Time takes the entire nation to the doctor
The December 1 issue of Time features an in-depth assessment of American’s health. I was very excited to pick up this issue and see how exactly the mainstream media rates our health and what they consider to be the biggest challenges to a healthier America.
First and foremost, I have to commend Time for basically dedicating an entire issue to the state of American health. The mainstream media always features “hot” health topics and major medical advances. However, they rarely take a step back to look at the bigger picture and consider the whole of our health care system. The scope of Time’s main article does a very good job of hitting the major topics.
Unfortunately, some glaring omissions are made in their assessment of American health and our health care system.
1) Reimbursement Structure
I can’t really fault Time too much for failing to discuss the exciting world of physician reimbursement in the American health care system. It’s complicated and necessitates quite a bit of boring history to understand why it is the way it is. Unfortunately, Time completely misses this topic when it discuss what it considers to be the biggest problem in the US health care system–lack of preventive medicine.
Perhaps the biggest reason preventive medicine is appallingly absent from most medical practices is because the payers (Medicare, Medicaid, and private insurers) don’t pay doctors adequately for providing such care. Unfortunately, doctors don’t get paid to talk to patients, they get paid to do things to patients. It is much more profitable for a doctor to DO something (like putting a stent in an artery) than TALK about something (like why diet and exercise are so important for preventing heart disease). Our current payment system is based on procedures done, thus doctors want to do procedures in order to receive payment. This means preventive medicine is largely left out because preventing disease usually doesn’t involve doing a procedure.
2) Medical Education
Several problems exist in our current system for educating future doctors. The biggest, however, has to be how much debt medical students must take on just to complete their education. The average medical student debt load at graduation is currently around $140,000. Although the general public may not consider this a problem because of the high wages doctors generally command, it is an ever increasing problem because it is driving more and more into high paying specialities.

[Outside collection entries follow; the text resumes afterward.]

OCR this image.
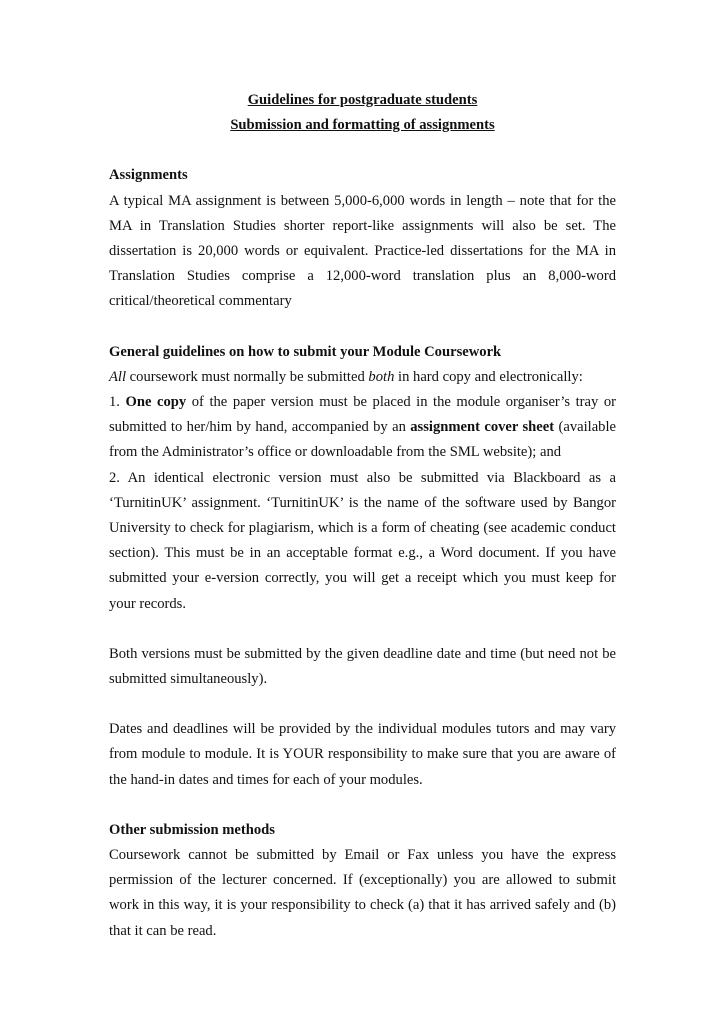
Guidelines for postgraduate students
Submission and formatting of assignments
Assignments

A typical MA assignment is between 5,000-6,000 words in length – note that for the MA in Translation Studies shorter report-like assignments will also be set. The dissertation is 20,000 words or equivalent. Practice-led dissertations for the MA in Translation Studies comprise a 12,000-word translation plus an 8,000-word critical/theoretical commentary

General guidelines on how to submit your Module Coursework

All coursework must normally be submitted both in hard copy and electronically:

1. One copy of the paper version must be placed in the module organiser’s tray or submitted to her/him by hand, accompanied by an assignment cover sheet (available from the Administrator’s office or downloadable from the SML website); and

2. An identical electronic version must also be submitted via Blackboard as a ‘TurnitinUK’ assignment. ‘TurnitinUK’ is the name of the software used by Bangor University to check for plagiarism, which is a form of cheating (see academic conduct section). This must be in an acceptable format e.g., a Word document. If you have submitted your e-version correctly, you will get a receipt which you must keep for your records.

Both versions must be submitted by the given deadline date and time (but need not be submitted simultaneously).

Dates and deadlines will be provided by the individual modules tutors and may vary from module to module. It is YOUR responsibility to make sure that you are aware of the hand-in dates and times for each of your modules.

Other submission methods

Coursework cannot be submitted by Email or Fax unless you have the express permission of the lecturer concerned. If (exceptionally) you are allowed to submit work in this way, it is your responsibility to check (a) that it has arrived safely and (b) that it can be read.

So what? We have more specialists, why is that a problem? Well, going back to the reimbursement problem, specialists largely perform procedures for specific conditions. They also tend to overtreat patients with basic problems because they are used to seeing complex conditions during their training. More specialists means fewer primary care physicians who are the primary providers of preventive medicine. This means less preventive medicine, more procedures, and ultimately greater cost.
Another large problem with our medical education system is capacity. We are currently facing a large doctor shortage. Although medical schools are expanding capacity, they are not keeping up with demand, especially as our nation ages. This means fewer doctors for an expanding patient base. As Massachusetts has demonstrated, too few doctors means long waits to see a physician, leading to more complex disease states and higher cost of care when people do get in to see their physician. This problem will be further exacerbated as health care reform plans provide insurance for more patients.
The Time article fails to even mention the critical role medical education plays in the health of our nation.
Although Time mentions cost in several places, it fails to critically evaluate why costs are so high. As I’ve already pointed out, our reimbursement structure is one big reason why costs are so high. Perhaps the second biggest reason costs are so high has to do with how health care consumers are insulated from the true costs of their care. Most consumers of medical services in the United States have health insurace. This means that instead of paying the $120 a typical doctor’s visit may cost, they pay a $10 copay and monthly health insurance premiums. Since patients don’t pay those costs directly out of their pocket at the time of service, there is no incentive for judicious use of medical services. If a patient tweaks their knee in the annual family Thanksgiving football showdown, why not go to the doctor and get a MRI? A more direct payment system–such as those with high deductible insurance plans coupled with health savings accounts–may lead to lower utilization of medical services. Unfortunately, this is a very complex problem due to what economists call the “asymmetry of information” inherent in health issues. It’s difficult for an individual to know exactly when he or she should go to the doctor for a tweaked knee or stay home and ice it simply because individuals lack the expertise to make that judgment. That’s exactly what they pay doctors for.
These three issues represent only the biggest issues missed by Time. Our health care system is extremely complex and many other factors affect American’s health. As I said before, I commend Time for drawing attention to the health care policy issues facing America. I hope in the future, as health care reform takes center stage in our country, the mainstream media will take on more in-depth analysis of this issues and directly address the three I’ve mentioned here.